Die britische Notenbank hat wegen des nahenden Brexit ihre Zinspolitik nicht angetastet. Die Londoner Pfund-Wächter beschlossen am Donnerstag einstimmig, den Schlüsselsatz zur Versorgung der Geschäftsbanken mit Geld bei 0,75 Prozent zu belassen. Die Bank von England hatte den Satz Anfang August auf dieses Niveau angehoben - das höchste seit fast einem Jahrzehnt.

Die Währungshüter kämpfen gegen die im Sog der Brexit-Entscheidung von 2016 steigenden Verbraucherpreise. Dafür sorgt insbesondere der Kursverlust des Pfund nach dem Austrittsreferendum. Denn dadurch verteuern sich die Importe, was die Kaufkraft der Verbraucher schmälert.

Seit der letzten Zinssitzung hätten an den Finanzmärkten die Unsicherheiten über die Entwicklungen im Brexit-Prozess zugenommen, erklärte die Notenbank. Sie bekräftigte, bei weiteren Zinserhöhungen vorsichtig vorzugehen. Großbritannien will die Europäische Union Ende März 2019 verlassen. Es ist aber immer noch nicht klar, wie die wirtschaftlichen Beziehungen zur EU künftig aussehen werden. Am Dienstag wurde bekannt, dass Notenbank-Chef Mark Carney noch bis Ende Jänner 2020 und damit sieben Monate länger im Amt bleibt. Inmitten der stockenden Brexit-Verhandlungen hätte sich die Suche nach einem Nachfolger schwierig gestalten können.
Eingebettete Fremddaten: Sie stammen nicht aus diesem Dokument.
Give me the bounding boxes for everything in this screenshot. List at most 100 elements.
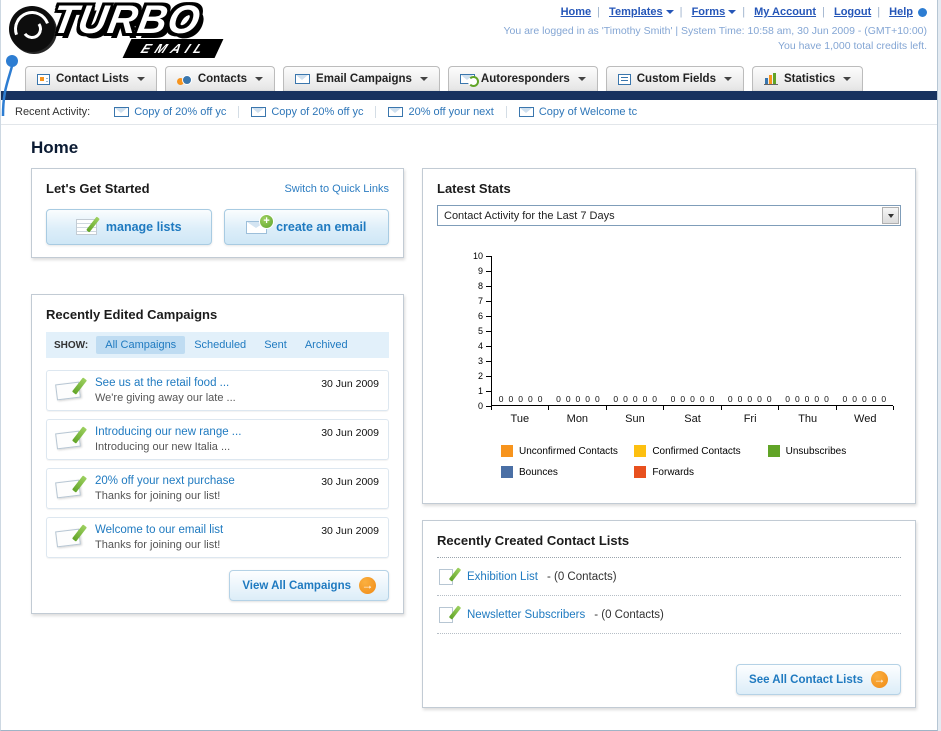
tab-autoresponders[interactable]: Autoresponders xyxy=(447,66,598,91)
legend-swatch-icon xyxy=(634,466,647,478)
chart-value-label: 0 xyxy=(842,394,848,404)
chart-value-label: 0 xyxy=(737,394,743,404)
page-title: Home xyxy=(31,138,79,157)
chart-value-label: 0 xyxy=(804,394,810,404)
content: Let's Get Started Switch to Quick Links … xyxy=(1,168,937,730)
nav-my-account-link[interactable]: My Account xyxy=(754,6,816,18)
switch-quick-links-link[interactable]: Switch to Quick Links xyxy=(284,183,389,195)
legend-label: Bounces xyxy=(519,466,558,478)
autoresponders-icon xyxy=(459,74,479,87)
chart-value-label: 0 xyxy=(518,394,523,404)
tab-label: Custom Fields xyxy=(636,73,716,85)
envelope-pencil-icon xyxy=(56,377,86,401)
login-info: You are logged in as 'Timothy Smith' | S… xyxy=(503,25,927,37)
chart-value-label: 0 xyxy=(727,394,733,404)
x-axis-tick xyxy=(835,406,894,410)
chart-value-label: 0 xyxy=(814,394,820,404)
chart-value-label: 0 xyxy=(565,394,571,404)
view-all-campaigns-button[interactable]: View All Campaigns → xyxy=(229,570,389,601)
recent-contact-lists-panel: Recently Created Contact Lists Exhibitio… xyxy=(422,520,916,708)
envelope-plus-icon xyxy=(246,213,275,234)
y-axis-label: 3 xyxy=(477,356,483,366)
tab-label: Contacts xyxy=(197,73,248,85)
nav-help-link[interactable]: Help xyxy=(889,6,913,18)
chart-value-label: 0 xyxy=(861,394,867,404)
page: TURBO EMAIL Home Templates Forms My Acco… xyxy=(0,0,938,731)
chart-value-label: 0 xyxy=(632,394,638,404)
create-email-button[interactable]: create an email xyxy=(223,209,389,245)
filter-archived[interactable]: Archived xyxy=(296,336,357,354)
x-axis-label: Tue xyxy=(510,413,530,425)
y-axis-label: 7 xyxy=(477,296,483,306)
filter-all-campaigns[interactable]: All Campaigns xyxy=(96,336,186,354)
campaign-row: Welcome to our email list Thanks for joi… xyxy=(46,517,389,558)
campaign-row: 20% off your next purchase Thanks for jo… xyxy=(46,468,389,509)
nav-logout-link[interactable]: Logout xyxy=(834,6,871,18)
see-all-contact-lists-button[interactable]: See All Contact Lists → xyxy=(736,664,901,695)
legend-item: Unsubscribes xyxy=(767,445,901,457)
chart-value-label: 0 xyxy=(794,394,800,404)
right-column: Latest Stats Contact Activity for the La… xyxy=(422,168,916,708)
chart-value-labels: 00000 xyxy=(607,394,664,404)
filter-sent[interactable]: Sent xyxy=(255,336,296,354)
contact-list-count: - (0 Contacts) xyxy=(594,608,664,621)
contact-list-link[interactable]: Newsletter Subscribers xyxy=(467,609,585,621)
nav-forms-link[interactable]: Forms xyxy=(692,6,726,18)
campaign-title-link[interactable]: See us at the retail food ... xyxy=(95,377,313,389)
chart-value-label: 0 xyxy=(871,394,877,404)
tab-custom-fields[interactable]: Custom Fields xyxy=(605,66,744,91)
campaign-title-link[interactable]: Introducing our new range ... xyxy=(95,426,313,438)
nav-home-link[interactable]: Home xyxy=(561,6,592,18)
tab-email-campaigns[interactable]: Email Campaigns xyxy=(283,66,440,91)
tab-contacts[interactable]: Contacts xyxy=(164,66,276,91)
chart-value-label: 0 xyxy=(747,394,753,404)
nav-templates-link[interactable]: Templates xyxy=(609,6,663,18)
stats-range-select[interactable]: Contact Activity for the Last 7 Days xyxy=(437,205,901,226)
recent-campaigns-panel: Recently Edited Campaigns SHOW: All Camp… xyxy=(31,294,404,614)
filter-scheduled[interactable]: Scheduled xyxy=(185,336,255,354)
tab-label: Statistics xyxy=(783,73,836,85)
chart-group: 00000 xyxy=(492,256,549,405)
chart-value-label: 0 xyxy=(613,394,619,404)
legend-swatch-icon xyxy=(501,445,513,457)
chart-value-labels: 00000 xyxy=(492,394,549,404)
tab-label: Email Campaigns xyxy=(316,73,412,85)
recent-activity-item[interactable]: Copy of 20% off yc xyxy=(102,106,240,118)
legend-item: Forwards xyxy=(634,466,767,478)
email-campaigns-icon xyxy=(295,74,311,84)
contact-lists-icon xyxy=(37,73,50,85)
recent-activity-item[interactable]: Copy of Welcome tc xyxy=(507,106,649,118)
chart-y-axis: 10 9 8 7 6 5 4 3 2 1 0 xyxy=(461,251,491,411)
chart-value-labels: 00000 xyxy=(664,394,721,404)
manage-lists-button[interactable]: manage lists xyxy=(46,209,212,245)
contacts-icon xyxy=(176,74,192,85)
view-all-campaigns-label: View All Campaigns xyxy=(242,579,351,592)
y-axis-label: 2 xyxy=(477,371,483,381)
y-axis-tick xyxy=(486,406,491,407)
y-axis-label: 8 xyxy=(477,281,483,291)
chevron-down-icon xyxy=(136,77,145,81)
chart-value-label: 0 xyxy=(537,394,543,404)
campaign-date: 30 Jun 2009 xyxy=(321,378,379,390)
recent-activity-item[interactable]: Copy of 20% off yc xyxy=(239,106,377,118)
recent-activity-item-label: Copy of 20% off yc xyxy=(271,106,364,118)
logo-subtitle: EMAIL xyxy=(122,39,224,58)
tab-label: Autoresponders xyxy=(480,73,570,85)
chevron-down-icon xyxy=(419,77,428,81)
chart-value-label: 0 xyxy=(575,394,581,404)
pencil-list-icon xyxy=(75,219,97,235)
tab-contact-lists[interactable]: Contact Lists xyxy=(25,66,157,91)
contact-list-link[interactable]: Exhibition List xyxy=(467,571,538,583)
campaign-title-link[interactable]: Welcome to our email list xyxy=(95,524,313,536)
chart-value-labels: 00000 xyxy=(549,394,606,404)
chart-value-label: 0 xyxy=(652,394,658,404)
campaign-title-link[interactable]: 20% off your next purchase xyxy=(95,475,313,487)
x-axis-tick xyxy=(491,406,548,410)
arrow-right-icon: → xyxy=(359,577,376,594)
logo-title: TURBO xyxy=(49,0,205,42)
tab-statistics[interactable]: Statistics xyxy=(751,66,864,91)
contact-list-row: Newsletter Subscribers - (0 Contacts) xyxy=(437,596,901,634)
recent-activity-item[interactable]: 20% off your next xyxy=(376,106,507,118)
envelope-pencil-icon xyxy=(56,426,86,450)
legend-label: Unsubscribes xyxy=(785,445,847,457)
Die Notenbank habe keinen Grund gehabt, ihren Kurs zu ändern, sagte der Chefvolkswirt des Bankhauses Lampe, Alexander Krüger. "Wegen des Brexits dürfte diese Marschroute in den nächsten Monaten bestehen bleiben." Ähnlich äußerte sich auch sein Kollege Jens Kramer von der NordLB. Wegen der Nervosität mit Blick auf den Fortgang der Brexit-Verhandlungen habe die Notenbank kaum eine andere Wahl, als für Stabilität zu sorgen. Die meisten Volkswirte gehen davon aus, dass die Pfund-Wächter erst nach dem EU-Austritt einen weiteren Zinsschritt in Erwägung ziehen.
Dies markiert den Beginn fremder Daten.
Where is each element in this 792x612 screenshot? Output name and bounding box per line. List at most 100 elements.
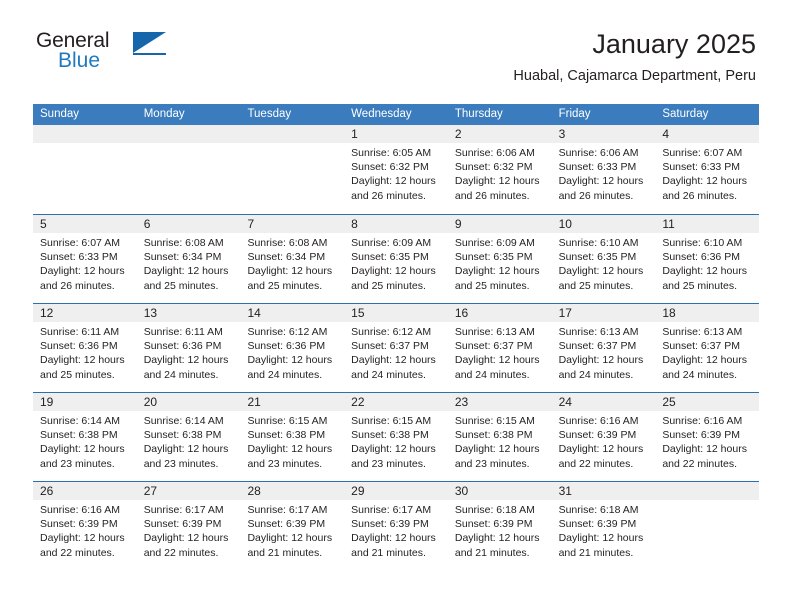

Aus den Regionen erreichten die britische Notenbank unterdessen Berichte, dass Unternehmen die Kostenschrauben anziehen und sich bei Investitionen zurückhalten. Exporteure stuften die Wahrscheinlichkeit auf 40 Prozent ein, dass der Austritt des Landes aus der EU ihre Umsätze schmälern könnte. Dennoch erhöhten die Notenbank am Donnerstag ihre Wachstumsprognose für das dritte Quartal leicht auf 0,5 Prozent von bisher 0,4 Prozent. Dahinter steht unter anderem der ungewöhnlich warme Sommer auf der Insel, der sich positiv auf die Kauflaune der Verbraucher auswirkte.